1.3. Bij uitspraak van 20 juli 2012 heeft de rechtbank het door belanghebbende ingestelde beroep ongegrond verklaard.
1.4. Het tegen deze uitspraak ingestelde hoger beroep is bij het Hof ingekomen op 28 augustus 2012. De inspecteur heeft een verweerschrift ingediend.
1.5. Het onderzoek ter zitting heeft plaatsgevonden op 7 mei 2013. Van het verhandelde ter zitting is een proces-verbaal opgemaakt dat met deze uitspraak wordt meegezonden.
-
Feiten
2.1.1. De rechtbank heeft in de onderdelen 2.1. tot en met 2.3. van haar uitspraak de navolgende feiten vastgesteld. Belanghebbende wordt daarin aangeduid als ‘eiser’, de inspecteur als ‘verweerder’.
“2.1. Uit de kentekenregistratie blijkt dat eiser vanaf 20 januari 2005 houder is van de personenauto van het merk […], kenteken […] (het motorrijtuig).
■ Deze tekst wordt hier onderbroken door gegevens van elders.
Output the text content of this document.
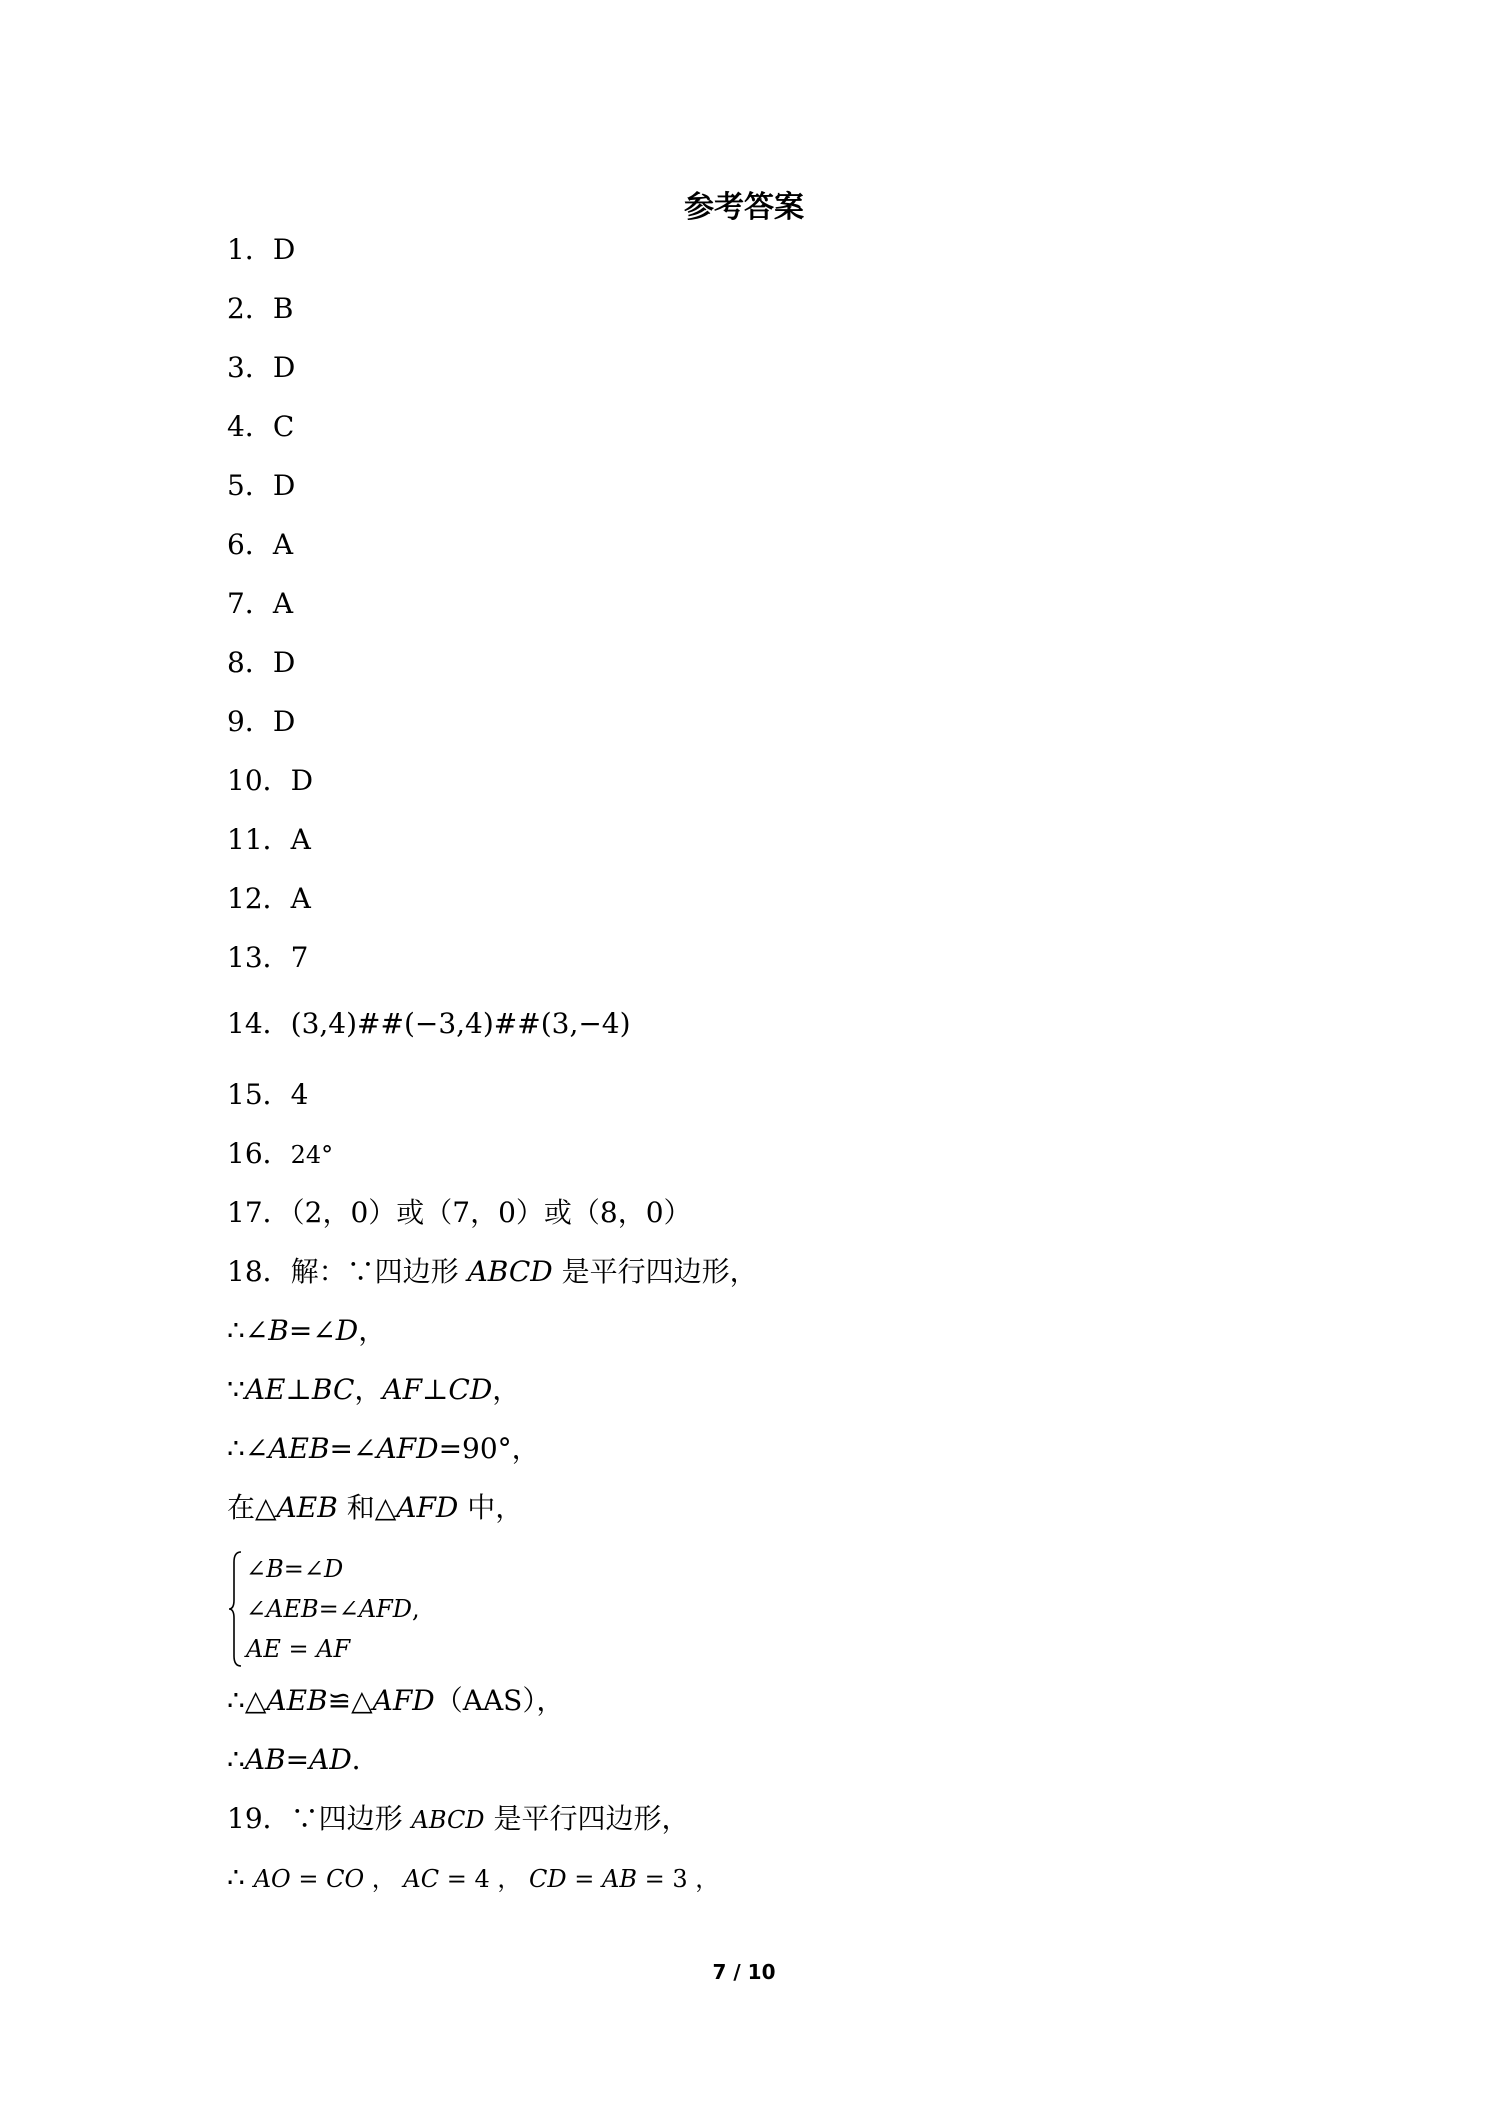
参考答案
1．D
2．B
3．D
4．C
5．D
6．A
7．A
8．D
9．D
10．D
11．A
12．A
13．7
14．(3,4)##(−3,4)##(3,−4)
15．4
16．24°
17．（2，0）或（7，0）或（8，0）
18．解：∵四边形 ABCD 是平行四边形，
∴∠B=∠D，
∵AE⊥BC，AF⊥CD，
∴∠AEB=∠AFD=90°，
在△AEB 和△AFD 中，
∠B=∠D
∠AEB=∠AFD,
AE = AF
∴△AEB≌△AFD（AAS），
∴AB=AD．
19．∵四边形 ABCD 是平行四边形，
∴ AO = CO ， AC = 4 ， CD = AB = 3 ，
7 / 10
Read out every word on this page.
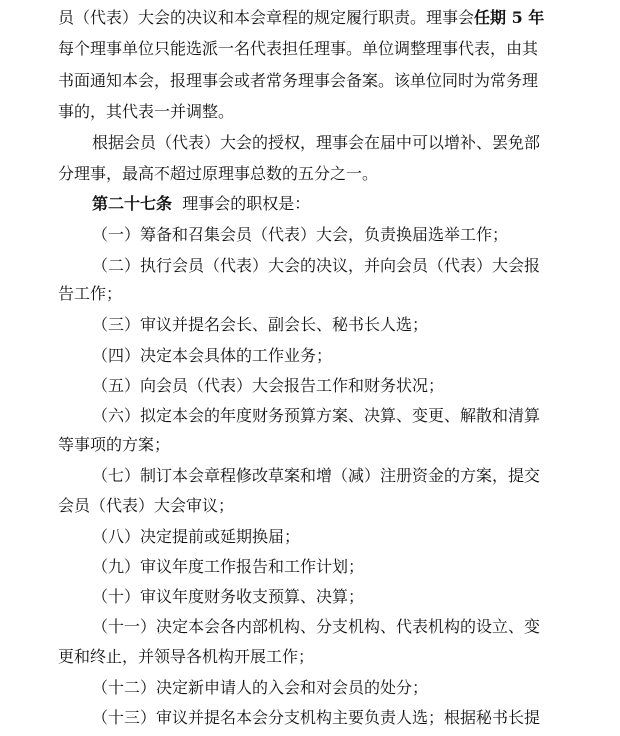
员（代表）大会的决议和本会章程的规定履行职责。理事会任期 5 年
每个理事单位只能选派一名代表担任理事。单位调整理事代表，由其
书面通知本会，报理事会或者常务理事会备案。该单位同时为常务理
事的，其代表一并调整。
根据会员（代表）大会的授权，理事会在届中可以增补、罢免部
分理事，最高不超过原理事总数的五分之一。
第二十七条 理事会的职权是：
（一）筹备和召集会员（代表）大会，负责换届选举工作；
（二）执行会员（代表）大会的决议，并向会员（代表）大会报
告工作；
（三）审议并提名会长、副会长、秘书长人选；
（四）决定本会具体的工作业务；
（五）向会员（代表）大会报告工作和财务状况；
（六）拟定本会的年度财务预算方案、决算、变更、解散和清算
等事项的方案；
（七）制订本会章程修改草案和增（减）注册资金的方案，提交
会员（代表）大会审议；
（八）决定提前或延期换届；
（九）审议年度工作报告和工作计划；
（十）审议年度财务收支预算、决算；
（十一）决定本会各内部机构、分支机构、代表机构的设立、变
更和终止，并领导各机构开展工作；
（十二）决定新申请人的入会和对会员的处分；
（十三）审议并提名本会分支机构主要负责人选；根据秘书长提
De datum van het kentekenbewijs deel Ia is 30 augustus 2008.
2.2. Verweerder heeft aan eiser met dagtekening 30 mei 2011 een rekening motorrijtuigenbelasting toegezonden met een te betalen bedrag van € 111 en een uiterste betaaldatum van 1 juli 2011.
2.3. Verweerder heeft op 16 augustus 2011, wegens uitblijven van betaling, een naheffingsaanslag ten bedrage van € 111 opgelegd en een boete opgelegd van € 49.”
2.1.2. Het Hof gaat voor de beslechting van het geschil uit van voormelde feiten.
-
Geschil in hoger beroep
3.1. In hoger beroep is in geschil of de verzuimboete terecht is opgelegd.
Daarnaast heeft belanghebbende zowel bij de rechtbank als in hoger beroep verzocht om vergoeding van zijn (verlet)kosten.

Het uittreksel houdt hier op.